Of the 90 acres in our park, almost all of it is grassland. The forested oasis of the Native Plant Area covers a bit over 3 acres. The paved pathways eat up a fraction more. Then the 17 acres of the Off Leash Area are kept mowed for the convenience of dog owners, removing this grassland area from usefulness as bird habitat. Some additional acreage for kite flying and picnicking — maybe six acres — also needs to be mowed. That leaves, as a rough guess, 60 acres of grassland that can serve as grassland bird habitat, if we let it.

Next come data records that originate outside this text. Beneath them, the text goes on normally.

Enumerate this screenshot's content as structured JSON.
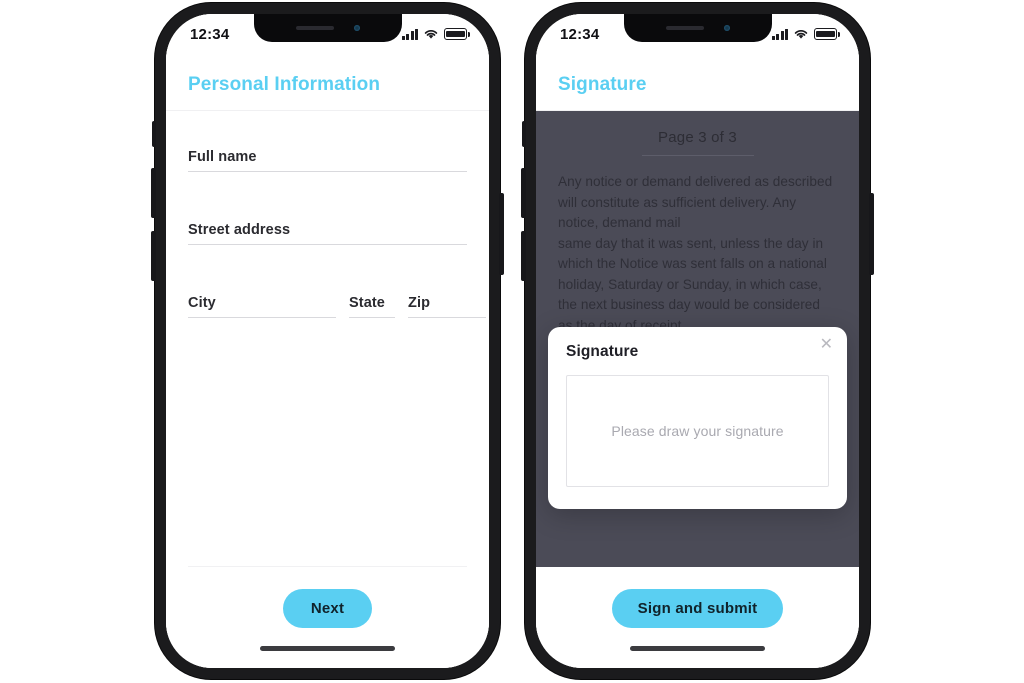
{
  "status_bar": {
    "time": "12:34",
    "signal_icon": "cellular-signal-icon",
    "wifi_icon": "wifi-icon",
    "battery_icon": "battery-icon"
  },
  "colors": {
    "accent": "#5ACFF2",
    "document_overlay": "#4B4B57",
    "text_dark": "#2B2B30",
    "field_line": "#D9D9DD"
  },
  "phone_one": {
    "header": {
      "title": "Personal Information"
    },
    "form": {
      "fields": [
        {
          "label": "Full name",
          "value": "",
          "name": "full-name-field"
        },
        {
          "label": "Street address",
          "value": "",
          "name": "street-address-field"
        }
      ],
      "row": [
        {
          "label": "City",
          "value": "",
          "name": "city-field"
        },
        {
          "label": "State",
          "value": "",
          "name": "state-field"
        },
        {
          "label": "Zip",
          "value": "",
          "name": "zip-field"
        }
      ]
    },
    "footer": {
      "next_label": "Next"
    }
  },
  "phone_two": {
    "header": {
      "title": "Signature"
    },
    "document": {
      "page_label": "Page 3 of 3",
      "paragraph_top": "Any notice or demand delivered as described will constitute as sufficient delivery. Any notice, demand mail",
      "paragraph_bottom": "same day that it was sent, unless the day in which the Notice was sent falls on a national holiday, Saturday or Sunday, in which case, the next business day would be considered as the day of receipt."
    },
    "modal": {
      "title": "Signature",
      "close_icon": "close-icon",
      "signature_pad_placeholder": "Please draw your signature"
    },
    "footer": {
      "submit_label": "Sign and submit"
    }
  }
}
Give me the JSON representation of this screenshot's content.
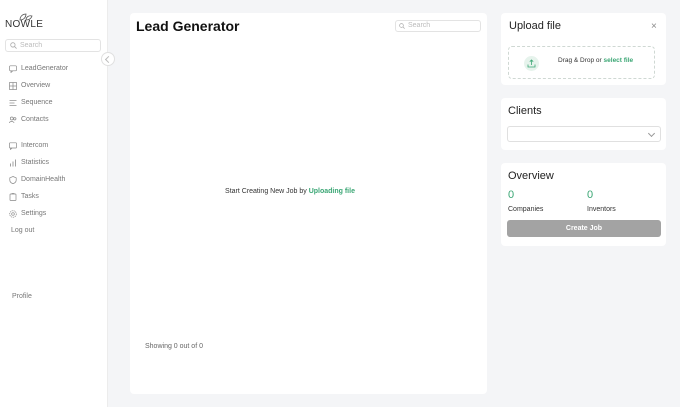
{
  "sidebar": {
    "logo_text": "NOWLE",
    "search_placeholder": "Search",
    "items": [
      {
        "label": "LeadGenerator",
        "icon": "chat-icon"
      },
      {
        "label": "Overview",
        "icon": "grid-icon"
      },
      {
        "label": "Sequence",
        "icon": "list-icon"
      },
      {
        "label": "Contacts",
        "icon": "users-icon"
      },
      {
        "label": "Intercom",
        "icon": "message-icon"
      },
      {
        "label": "Statistics",
        "icon": "bar-chart-icon"
      },
      {
        "label": "DomainHealth",
        "icon": "shield-icon"
      },
      {
        "label": "Tasks",
        "icon": "clipboard-icon"
      },
      {
        "label": "Settings",
        "icon": "gear-icon"
      }
    ],
    "logout": "Log out",
    "profile": "Profile"
  },
  "main": {
    "title": "Lead Generator",
    "search_placeholder": "Search",
    "empty_prefix": "Start Creating New Job by",
    "empty_link": "Uploading file",
    "showing": "Showing 0 out of 0"
  },
  "upload": {
    "title": "Upload file",
    "close": "×",
    "drag_text": "Drag & Drop or",
    "select_link": "select file"
  },
  "clients": {
    "title": "Clients",
    "selected": ""
  },
  "overview": {
    "title": "Overview",
    "companies_count": "0",
    "companies_label": "Companies",
    "inventors_count": "0",
    "inventors_label": "Inventors",
    "create_button": "Create Job"
  },
  "colors": {
    "accent": "#3aa674",
    "button_disabled": "#a3a3a3",
    "background": "#f4f5f7"
  }
}
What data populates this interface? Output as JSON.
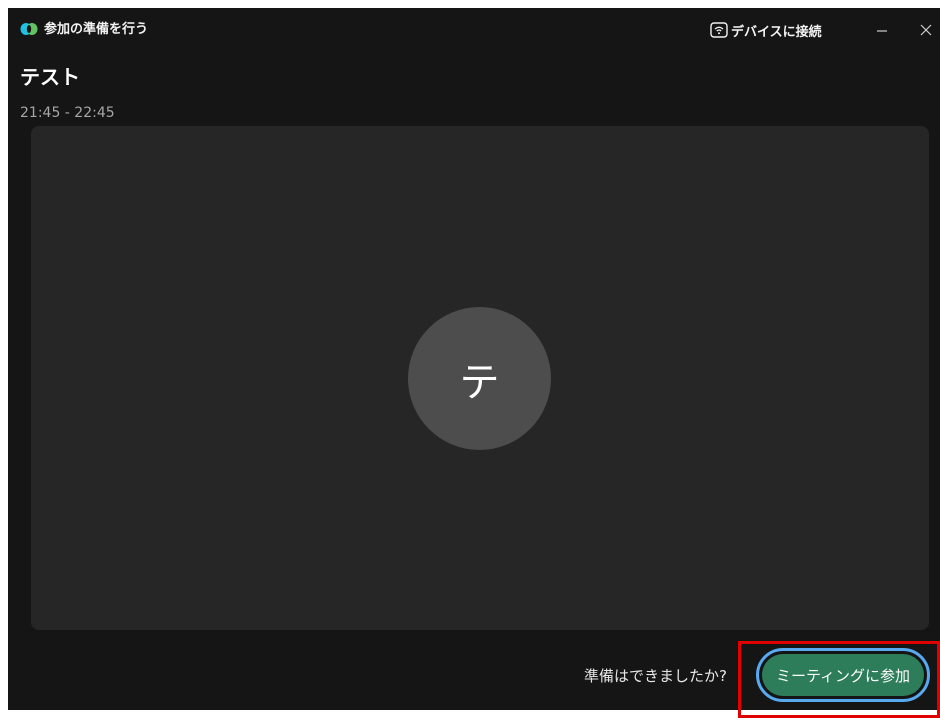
{
  "window": {
    "title": "参加の準備を行う",
    "icons": {
      "app": "webex-logo-icon",
      "device": "cast-device-icon",
      "minimize": "minimize-icon",
      "close": "close-icon"
    }
  },
  "toolbar": {
    "device_label": "デバイスに接続"
  },
  "meeting": {
    "title": "テスト",
    "time": "21:45 - 22:45"
  },
  "preview": {
    "avatar_initial": "テ"
  },
  "footer": {
    "ready_text": "準備はできましたか?",
    "join_label": "ミーティングに参加"
  },
  "colors": {
    "background": "#151515",
    "panel": "#262626",
    "avatar": "#4d4d4d",
    "join_button": "#2d7d5b",
    "focus_ring": "#58aaf0",
    "highlight": "#e00000"
  }
}
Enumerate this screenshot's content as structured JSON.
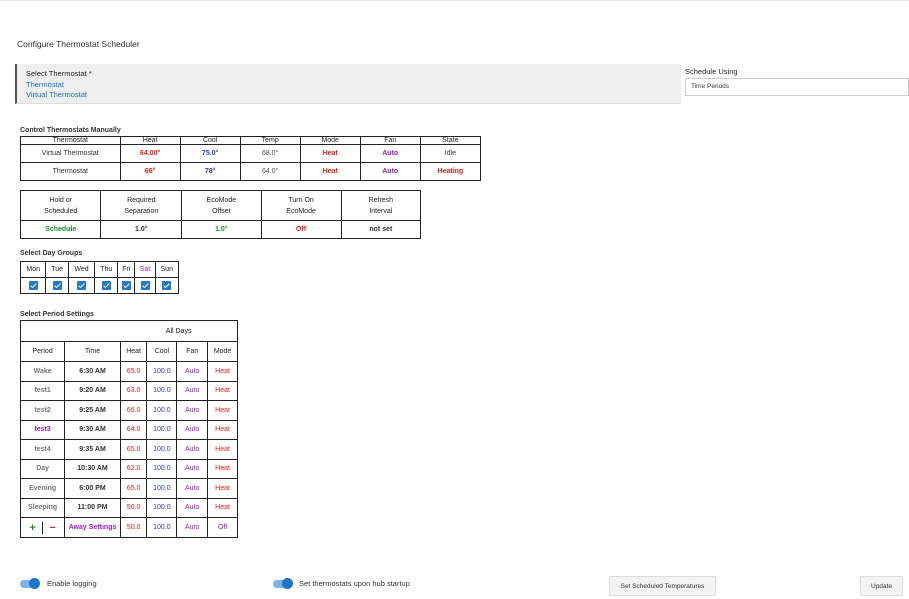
{
  "page_title": "Configure Thermostat Scheduler",
  "select_thermostat": {
    "label": "Select Thermostat *",
    "items": [
      "Thermostat",
      "Virtual Thermostat"
    ]
  },
  "schedule_using": {
    "label": "Schedule Using",
    "value": "Time Periods"
  },
  "control": {
    "title": "Control Thermostats Manually",
    "headers": [
      "Thermostat",
      "Heat",
      "Cool",
      "Temp",
      "Mode",
      "Fan",
      "State"
    ],
    "rows": [
      {
        "name": "Virtual Thermostat",
        "heat": "64.00°",
        "cool": "75.0°",
        "temp": "68.0°",
        "mode": "Heat",
        "fan": "Auto",
        "state": "Idle"
      },
      {
        "name": "Thermostat",
        "heat": "66°",
        "cool": "78°",
        "temp": "64.0°",
        "mode": "Heat",
        "fan": "Auto",
        "state": "Heating"
      }
    ],
    "options_headers": [
      "Hold or Scheduled",
      "Required Separation",
      "EcoMode Offset",
      "Turn On EcoMode",
      "Refresh Interval"
    ],
    "options_values": [
      "Schedule",
      "1.0°",
      "1.0°",
      "Off",
      "not set"
    ]
  },
  "day_groups": {
    "title": "Select Day Groups",
    "days": [
      "Mon",
      "Tue",
      "Wed",
      "Thu",
      "Fri",
      "Sat",
      "Sun"
    ],
    "checked": [
      true,
      true,
      true,
      true,
      true,
      true,
      true
    ]
  },
  "periods": {
    "title": "Select Period Settings",
    "group_header": "All Days",
    "headers": [
      "Period",
      "Time",
      "Heat",
      "Cool",
      "Fan",
      "Mode"
    ],
    "rows": [
      {
        "period": "Wake",
        "time": "6:30 AM",
        "heat": "65.0",
        "cool": "100.0",
        "fan": "Auto",
        "mode": "Heat"
      },
      {
        "period": "test1",
        "time": "9:20 AM",
        "heat": "63.0",
        "cool": "100.0",
        "fan": "Auto",
        "mode": "Heat"
      },
      {
        "period": "test2",
        "time": "9:25 AM",
        "heat": "66.0",
        "cool": "100.0",
        "fan": "Auto",
        "mode": "Heat"
      },
      {
        "period": "test3",
        "time": "9:30 AM",
        "heat": "64.0",
        "cool": "100.0",
        "fan": "Auto",
        "mode": "Heat"
      },
      {
        "period": "test4",
        "time": "9:35 AM",
        "heat": "65.0",
        "cool": "100.0",
        "fan": "Auto",
        "mode": "Heat"
      },
      {
        "period": "Day",
        "time": "10:30 AM",
        "heat": "62.0",
        "cool": "100.0",
        "fan": "Auto",
        "mode": "Heat"
      },
      {
        "period": "Evening",
        "time": "6:00 PM",
        "heat": "65.0",
        "cool": "100.0",
        "fan": "Auto",
        "mode": "Heat"
      },
      {
        "period": "Sleeping",
        "time": "11:00 PM",
        "heat": "50.0",
        "cool": "100.0",
        "fan": "Auto",
        "mode": "Heat"
      }
    ],
    "away": {
      "plus": "+",
      "minus": "−",
      "label": "Away Settings",
      "heat": "50.0",
      "cool": "100.0",
      "fan": "Auto",
      "mode": "Off"
    }
  },
  "footer": {
    "enable_logging": "Enable logging",
    "set_on_startup": "Set thermostats upon hub startup",
    "set_scheduled_button": "Set Scheduled Temperatures",
    "update_button": "Update"
  }
}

Grassland birds are ground nesters. In the park, the key ground nesting species are the Savannah Sparrow, the Song Sparrow, and the Western Meadowlark. They build their nests on the ground surrounded by grasses or other vegetation at least a foot high. They may fabricate roofs of grass over the nest and build access tunnels, sometimes several feet long, to disguise the nest’s location. Breeding, nesting, brooding, and feeding hatchlings typically keep the birds busy from March through June or July, depending on the species. In the park, grassland breeders favor the broad meadow on the east side stretching from Spinnaker Way on the south end up to the Flare Station on the north end. They seem to like the gentle slope of this meadow, the abundance and mix of its greenery, and its modest shelter from the prevailing westerly wind. Research by the Cornell Lab of Ornithology urges that protecting open coastal grasslands is the highest priority because Savannah Sparrows are most successful at reproduction in these habitats. “Grassland management, particularly mowing regimes, is critical” for maintaining populations.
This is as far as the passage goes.